Le changement, ça peut faire un bien fou
J’ai remarqué qu’il me fallait sortir de ma zone de confort de temps en temps pour être heureuse. Il est important pour moi d’essayer de nouvelles choses et de ne pas me perdre dans un quotidien sans aucune surprise. Il me faut de l’aventure, des nouvelles sensations, des surprises, des changements de décor. Évidemment, ce n’est pas toujours chose simple d’échapper à la routine, mais même dans mon quotidien, j’essaye de sortir de temps en temps de cette zone de confort en explorant la ville seule, en essayant de nouveaux plats, en rencontrant de nouvelles personnes, etc.

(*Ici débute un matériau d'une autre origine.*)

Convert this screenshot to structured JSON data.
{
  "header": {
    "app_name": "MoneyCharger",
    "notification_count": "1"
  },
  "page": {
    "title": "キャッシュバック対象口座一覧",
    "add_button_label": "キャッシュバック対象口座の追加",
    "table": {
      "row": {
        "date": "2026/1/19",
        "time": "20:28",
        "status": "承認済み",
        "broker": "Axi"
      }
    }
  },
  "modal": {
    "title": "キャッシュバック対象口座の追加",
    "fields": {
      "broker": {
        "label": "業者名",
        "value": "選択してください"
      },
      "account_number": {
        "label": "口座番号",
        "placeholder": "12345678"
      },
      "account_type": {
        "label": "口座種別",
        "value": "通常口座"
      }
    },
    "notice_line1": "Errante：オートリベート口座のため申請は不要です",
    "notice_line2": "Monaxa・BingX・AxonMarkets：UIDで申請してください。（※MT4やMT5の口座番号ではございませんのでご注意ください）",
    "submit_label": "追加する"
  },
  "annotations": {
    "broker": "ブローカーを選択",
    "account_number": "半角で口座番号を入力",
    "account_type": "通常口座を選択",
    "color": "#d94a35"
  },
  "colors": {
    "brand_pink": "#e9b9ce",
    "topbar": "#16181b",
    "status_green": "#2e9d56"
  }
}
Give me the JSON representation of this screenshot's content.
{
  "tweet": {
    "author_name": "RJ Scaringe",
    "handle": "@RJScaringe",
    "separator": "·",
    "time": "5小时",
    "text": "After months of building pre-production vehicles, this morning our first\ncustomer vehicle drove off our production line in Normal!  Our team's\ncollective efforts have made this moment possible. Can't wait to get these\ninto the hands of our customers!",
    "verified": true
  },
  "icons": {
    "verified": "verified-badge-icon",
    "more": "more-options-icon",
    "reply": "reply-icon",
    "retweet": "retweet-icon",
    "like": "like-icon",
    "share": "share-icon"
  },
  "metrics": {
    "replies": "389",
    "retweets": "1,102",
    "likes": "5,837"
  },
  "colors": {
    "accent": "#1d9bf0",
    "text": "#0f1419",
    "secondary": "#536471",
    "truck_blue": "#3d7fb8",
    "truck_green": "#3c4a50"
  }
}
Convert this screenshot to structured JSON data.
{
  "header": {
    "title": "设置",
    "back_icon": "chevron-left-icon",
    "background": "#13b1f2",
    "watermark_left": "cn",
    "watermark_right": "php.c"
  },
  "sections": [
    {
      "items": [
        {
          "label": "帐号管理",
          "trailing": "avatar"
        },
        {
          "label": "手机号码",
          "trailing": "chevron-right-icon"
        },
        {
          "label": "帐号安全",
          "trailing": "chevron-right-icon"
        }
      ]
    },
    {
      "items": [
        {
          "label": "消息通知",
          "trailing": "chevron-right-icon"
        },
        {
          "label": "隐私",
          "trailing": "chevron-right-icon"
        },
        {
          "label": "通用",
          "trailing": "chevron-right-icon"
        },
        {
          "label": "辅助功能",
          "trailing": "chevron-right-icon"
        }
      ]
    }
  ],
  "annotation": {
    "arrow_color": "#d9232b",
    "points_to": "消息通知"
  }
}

La famille, c’est une des choses les plus importantes
Ça va de soi, non? Et bien, malheureusement non, pas toujours. Je sais en tout cas que je ne le dis pas assez souvent. En tant qu’expatriée, il n’y a pas que le changement d’un décor gris et maussade à un décor paradisiaque, rempli de soleil et de couleur. Il y a aussi tous ces soirs à passer très loin de sa famille, les anniversaires manqués, les Noëls seule et j’en passe, avec pour seul lien un coup de téléphone ou une conversation Whatsapp. Chaque moment de retrouvailles est un moment qui remet du baume au cœur. Juste de la pure joie. Je me rends bien compte que j’ai une chance immense d’avoir une famille derrière moi qui m’aide et que me soutient dans tout ce que je fais. C’est lorsqu’on est loin de ceux qu’on aime qu’on réalise vraiment la place énorme qu’ils occupent dans notre vie.
 
La crise du deuxième quart de siècle, c’est fini

A 25 ans, c’était la grosse déprime. Je ne saurai même pas vous expliquer pourquoi. Je me sentais vieille, célibataire, je me sentais seule. J’avais l’impression que les meilleures années étaient dès à présent à classer aux archives. Pour moi, j’étais vieille. J’abandonnais tout juste mes études, j’étais seule, je vivais seule, j’avais l’impression de faire du sur place dans ma vie. Tout ça en étant vieille… Cette derrière année m’a permis de me rendre compte que ma jeunesse n’était pas encore dernière moi et que, si je me sentais comme si j’avais 20 ans, j’avais le droit de me sentir jeune et de savourer la vie à pleine dent, sans homme, sans enfants, sans maison, sans chien et sans pression de mon entourage. Si le cours de ma vie se déroule différemment de celle des autres, ce n’est pas grave, tant que je suis heureuse. Même à 30 ans, rien ne m’empêche de changer radicalement de vie si je le veux.